Fragen & Antworten

FRAGE: Ist Factoring grundsätzlich für jedermann geeignet, oder gibt es gewisse Einschränkungen?

ANTWORT: Wenn auch der Factoring-Ursprung in der amerikanischen Textilbranche des 19. Jahrhunderts liegt, so hat sich die Anwendung sehr schnell auf viele andere Branchen ausgeweitet. In der Schweiz nutzen zum Beispiel viele Ärzte und Zahnärzte Factoring-Dienstleistungen. Geeignet ist Factoring für Unternehmen, die folgende Bedingungen erfüllen:

  • Sie gehören zu den kleinen oder mittleren Unternehmen (KMU).
  • Sie erbringen Ihre Leistungen gegen Rechnung an kommerzielle oder private Abnehmer.
  • Sie gewähren Ihren Debitoren eine Zahlungsfrist von nicht mehr als als 90 Tagen.
  • Sie haben die vertraglich vereinbarte Leistung gegenüber Ihrem Kunden zu 100% vor Rechnungsstellung erbracht.
  • Sie erfüllen unsere Bonitätsanforderungen (auf Basis von Fragebogen, Jahresrechnungen, Budget, Debitoren-/Kreditorenliste, Handelsregister- und Betreibungsauszug, Businessplan).

FRAGE: Die Factoring-Dienstleistungen scheinen mir auf den ersten Blick wirklich nützlich. Um aber eine konkrete Kosten-/Nutzen-Überlegung anstellen zu können, würde mich interessieren, wieviel Factoring denn kostet. Können Sie mich aufklären?

ANTWORT: Die Factoring-Gebühr ist primär abhängig von den Dienstleistungskomponenten, die ein Unternehmen beanspruchen möchte. Des weiteren haben folgende Faktoren eine Auswirkung auf die Höhe der Gebühr:

  • Bonität und Branche des Kunden
  • Jahresumsatz des Kunden sowie Anzahl Rechnungen und Höhe der Rechnungsbeträge
  • Bonität der Debitoren
  • bisherige Debitoren-Zahlungsfrist
  • bisherige Debitorenverluste
  • Standardisierung des Zahlungsverkehrs

Um Ihnen dennoch eine konkrete Preisvorstellung vermitteln zu können: Übliche Factoring-Gebühren bewegen sich zwischen 2% und 6%, berechnet auf die jeweils eingereichten Rechnungsbeträge.

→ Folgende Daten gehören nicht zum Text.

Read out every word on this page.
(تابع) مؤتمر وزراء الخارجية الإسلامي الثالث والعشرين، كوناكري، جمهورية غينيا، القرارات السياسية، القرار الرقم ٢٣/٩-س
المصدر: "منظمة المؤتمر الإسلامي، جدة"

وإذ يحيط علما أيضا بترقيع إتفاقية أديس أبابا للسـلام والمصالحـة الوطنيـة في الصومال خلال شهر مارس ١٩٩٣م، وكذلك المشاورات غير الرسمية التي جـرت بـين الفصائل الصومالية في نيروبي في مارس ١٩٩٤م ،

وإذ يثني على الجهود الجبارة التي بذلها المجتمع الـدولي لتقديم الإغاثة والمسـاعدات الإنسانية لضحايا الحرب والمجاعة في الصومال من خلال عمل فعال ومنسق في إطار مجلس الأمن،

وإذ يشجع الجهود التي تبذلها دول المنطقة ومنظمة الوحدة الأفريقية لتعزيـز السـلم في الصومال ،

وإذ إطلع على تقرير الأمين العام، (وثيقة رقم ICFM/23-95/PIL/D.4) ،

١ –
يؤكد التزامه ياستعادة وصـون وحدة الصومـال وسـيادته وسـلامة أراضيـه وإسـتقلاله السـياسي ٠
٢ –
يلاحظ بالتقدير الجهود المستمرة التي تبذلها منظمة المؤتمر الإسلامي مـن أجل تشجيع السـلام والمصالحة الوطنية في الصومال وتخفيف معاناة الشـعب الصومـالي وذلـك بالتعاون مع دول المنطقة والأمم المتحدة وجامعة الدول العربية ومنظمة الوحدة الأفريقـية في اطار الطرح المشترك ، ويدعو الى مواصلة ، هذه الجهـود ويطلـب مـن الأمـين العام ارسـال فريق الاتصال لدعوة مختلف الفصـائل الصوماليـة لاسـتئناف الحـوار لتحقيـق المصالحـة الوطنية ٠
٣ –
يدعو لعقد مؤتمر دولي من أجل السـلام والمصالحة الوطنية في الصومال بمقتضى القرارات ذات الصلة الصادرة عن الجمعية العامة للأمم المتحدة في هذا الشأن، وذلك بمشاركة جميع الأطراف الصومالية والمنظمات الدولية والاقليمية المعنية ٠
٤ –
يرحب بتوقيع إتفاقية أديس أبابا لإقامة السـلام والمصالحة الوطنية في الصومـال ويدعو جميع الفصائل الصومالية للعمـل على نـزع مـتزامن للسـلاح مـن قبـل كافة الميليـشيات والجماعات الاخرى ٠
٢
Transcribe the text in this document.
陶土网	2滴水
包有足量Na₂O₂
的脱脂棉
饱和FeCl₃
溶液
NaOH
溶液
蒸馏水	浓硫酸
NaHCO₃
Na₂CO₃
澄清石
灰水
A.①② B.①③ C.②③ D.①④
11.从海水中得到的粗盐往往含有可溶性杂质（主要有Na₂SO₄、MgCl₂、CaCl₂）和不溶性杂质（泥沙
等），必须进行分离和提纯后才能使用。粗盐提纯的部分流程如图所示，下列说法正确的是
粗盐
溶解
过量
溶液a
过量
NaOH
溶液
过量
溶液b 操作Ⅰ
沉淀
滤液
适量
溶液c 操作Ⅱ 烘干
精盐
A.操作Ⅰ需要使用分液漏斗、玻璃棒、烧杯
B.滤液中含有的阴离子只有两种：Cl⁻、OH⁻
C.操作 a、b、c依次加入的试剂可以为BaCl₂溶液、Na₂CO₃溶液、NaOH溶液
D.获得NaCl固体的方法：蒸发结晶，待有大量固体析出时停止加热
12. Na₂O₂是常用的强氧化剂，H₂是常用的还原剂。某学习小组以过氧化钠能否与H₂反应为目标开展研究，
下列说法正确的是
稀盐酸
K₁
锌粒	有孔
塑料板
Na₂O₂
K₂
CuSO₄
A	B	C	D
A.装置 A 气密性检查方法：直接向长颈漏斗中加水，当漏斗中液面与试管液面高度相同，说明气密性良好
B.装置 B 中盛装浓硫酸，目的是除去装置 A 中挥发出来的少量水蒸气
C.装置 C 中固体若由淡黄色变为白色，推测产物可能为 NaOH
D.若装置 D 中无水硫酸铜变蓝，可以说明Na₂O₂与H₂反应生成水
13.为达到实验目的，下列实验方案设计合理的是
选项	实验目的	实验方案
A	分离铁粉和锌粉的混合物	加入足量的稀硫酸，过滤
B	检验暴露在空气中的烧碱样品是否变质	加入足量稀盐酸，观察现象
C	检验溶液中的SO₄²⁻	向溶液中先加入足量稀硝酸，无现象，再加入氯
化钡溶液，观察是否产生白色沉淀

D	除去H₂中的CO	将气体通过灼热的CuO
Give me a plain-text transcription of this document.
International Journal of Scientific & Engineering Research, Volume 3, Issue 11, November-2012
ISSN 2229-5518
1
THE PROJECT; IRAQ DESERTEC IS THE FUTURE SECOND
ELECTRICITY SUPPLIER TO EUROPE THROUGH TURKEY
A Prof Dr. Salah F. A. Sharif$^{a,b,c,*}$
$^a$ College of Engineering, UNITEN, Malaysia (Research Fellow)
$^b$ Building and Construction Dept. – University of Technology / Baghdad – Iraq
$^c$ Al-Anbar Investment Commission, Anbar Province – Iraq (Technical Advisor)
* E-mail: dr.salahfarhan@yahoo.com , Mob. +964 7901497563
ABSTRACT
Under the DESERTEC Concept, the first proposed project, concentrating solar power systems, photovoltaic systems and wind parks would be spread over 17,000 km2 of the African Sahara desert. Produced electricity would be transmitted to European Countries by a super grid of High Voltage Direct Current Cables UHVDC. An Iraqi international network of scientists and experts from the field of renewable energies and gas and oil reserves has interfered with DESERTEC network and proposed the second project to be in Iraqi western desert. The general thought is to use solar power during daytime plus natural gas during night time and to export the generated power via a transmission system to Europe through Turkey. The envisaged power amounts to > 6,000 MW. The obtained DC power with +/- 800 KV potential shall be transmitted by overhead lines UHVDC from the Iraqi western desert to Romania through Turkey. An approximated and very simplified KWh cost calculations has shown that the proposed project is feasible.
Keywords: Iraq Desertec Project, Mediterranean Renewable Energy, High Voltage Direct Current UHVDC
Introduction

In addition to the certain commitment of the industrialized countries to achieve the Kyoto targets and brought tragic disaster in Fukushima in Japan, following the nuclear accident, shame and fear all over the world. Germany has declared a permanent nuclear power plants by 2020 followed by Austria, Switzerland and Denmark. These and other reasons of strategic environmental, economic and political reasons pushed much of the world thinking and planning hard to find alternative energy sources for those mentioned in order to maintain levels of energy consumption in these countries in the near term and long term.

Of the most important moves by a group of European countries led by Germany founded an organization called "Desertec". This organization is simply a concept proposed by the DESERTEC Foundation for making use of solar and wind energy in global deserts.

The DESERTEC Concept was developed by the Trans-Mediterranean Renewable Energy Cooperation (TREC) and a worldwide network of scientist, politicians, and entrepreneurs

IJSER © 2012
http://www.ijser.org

Beispiel: Factoring-Umsatz CHF 2 Mio. Factoring-Gebühr 3,0% Factoring-Kosten CHF 60’000.–. Weitere Kosten (Zinsen, Spesen etc.) fallen keine an.

FRAGE: Was ändert sich für meine Kunden bei Abschluss einer Factoring-Vereinbarung?

ANTWORT: Im Grunde nur die Bankverbindung. Statt an ein anderes Finanzinstitut zahlen Ihre Kunden neu an KMU Finanz, zugunsten Ihres Factoring-Kontos. Überdies empfehlen wir, Ihre Kunden über die Änderung zu informieren, damit allfällige Unklarheiten von Beginn weg ausgeräumt werden können.

FRAGE: Im Rahmen des Factorings übernimmt ein Factoring-Institut ja auch das Mahnwesen. Besteht dabei nicht die Gefahr, dass die Gesellschaft dann allzu aggressiv vorgeht, um möglichst schnell zum Geld zu kommen, und ich dann als Folge Kundenverluste zu befürchten habe?

ANTWORT: Eine durchaus berechtigte Frage – es ist aber so, dass sich eine Factoring-Gesellschaft ein aggressives Mahnverfahren im Hinblick auf eigene Kundenverluste kaum leisten kann. Ganz im Gegenteil wird KMU Finanz mit Ihnen ein individuelles Mahnverfahren ausarbeiten, wobei Sie unter anderem Mahntexte und zeitliche Mahnabstände auf Wunsch selbst festlegen können.

FRAGE: Unser Unternehmen ist zu 80% im Export tätig. Das heisst, wir verkaufen unsere Produkte vorab nach Deutschland, Italien, aber auch nach Fernost und den USA. Mich würde interessieren, ob ein Factoring-Unternehmen auch solche Rechnungen finanziert und vor allem gegen das Verlustrisiko absichert.

ANTWORT: Die Schweiz ist aus Tradition ein Exportland. Es versteht sich daher, dass ein Schweizer Factoring-Institut auch Rechnungen an Ihre ausländischen Kunden übernehmen würde. Im Grundsatz ist eine Delkredere-Absicherung für sämtliche Länder möglich, Ausnahmen bilden v.a. der afrikanische und südamerikanische Kontinent.